Boeing acknowledged the new timeline, saying in a statement that the software change would be "completed in the coming weeks". It did not say why the timeline had changed.
"Safety is our first priority, and we will take a thorough and methodical approach to the development and testing of the update to ensure we take the time to get it right," the company said.
An aviation source told CNN that Boeing had discovered "an additional piece to address" in the final review of the new software and that integrating new flight control software on a complex aircraft takes time.
Prior to the discovery, Boeing had expected the new software to be ready within days.
American Airlines said on Monday that it was aware that the MAX "may be further delayed" in returning to service.
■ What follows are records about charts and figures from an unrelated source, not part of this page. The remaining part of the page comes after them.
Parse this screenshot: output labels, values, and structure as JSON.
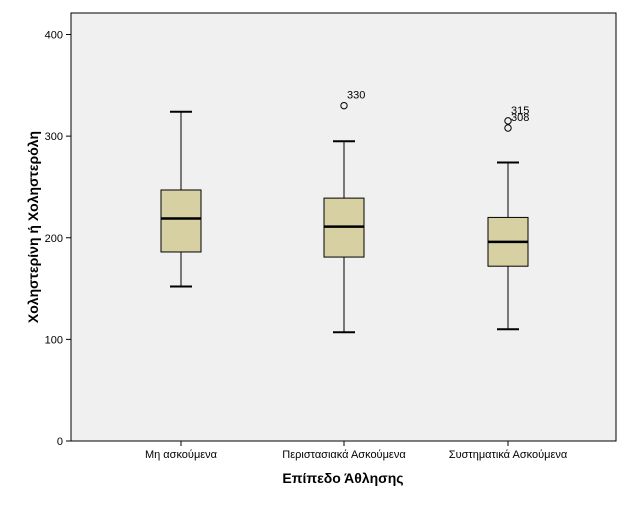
{
  "chart_data": {
    "type": "boxplot",
    "title": "",
    "xlabel": "Επίπεδο Άθλησης",
    "ylabel": "Χοληστερίνη ή Χοληστερόλη",
    "ylim": [
      0,
      410
    ],
    "yticks": [
      0,
      100,
      200,
      300,
      400
    ],
    "grid": false,
    "colors": {
      "plot_background": "#f0f0f0",
      "box_fill": "#d7d0a3",
      "stroke": "#000000"
    },
    "categories": [
      "Μη ασκούμενα",
      "Περιστασιακά Ασκούμενα",
      "Συστηματικά Ασκούμενα"
    ],
    "boxes": [
      {
        "category": "Μη ασκούμενα",
        "min": 152,
        "q1": 186,
        "median": 219,
        "q3": 247,
        "max": 324,
        "outliers": []
      },
      {
        "category": "Περιστασιακά Ασκούμενα",
        "min": 107,
        "q1": 181,
        "median": 211,
        "q3": 239,
        "max": 295,
        "outliers": [
          {
            "value": 330,
            "label": "330"
          }
        ]
      },
      {
        "category": "Συστηματικά Ασκούμενα",
        "min": 110,
        "q1": 172,
        "median": 196,
        "q3": 220,
        "max": 274,
        "outliers": [
          {
            "value": 315,
            "label": "315"
          },
          {
            "value": 308,
            "label": "308"
          }
        ]
      }
    ]
  }
}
It has been forced to cancel dozens of flights daily while the planes await a fix.
American operates 24 MAX 8 airplanes and Southwest operates 34. United Airlines operates 14 of the larger 737 MAX 9 jets.
The FAA followed other countries' aviation authorities in grounding the MAX on March 13 following the second crash in less than five months.
The agency said it had reviewed satellite data and physical evidence that showed similarities between the Lion Air flight that crashed in October and the Ethiopian Airlines flight that crashed in March 13.
A preliminary report on the Ethiopian accident is expected in the coming days.
The FAA also said on Monday that the software changes would require a "rigorous safety review".
"The FAA will not approve the software for installation until the FAA is satisfied with the submission," it added.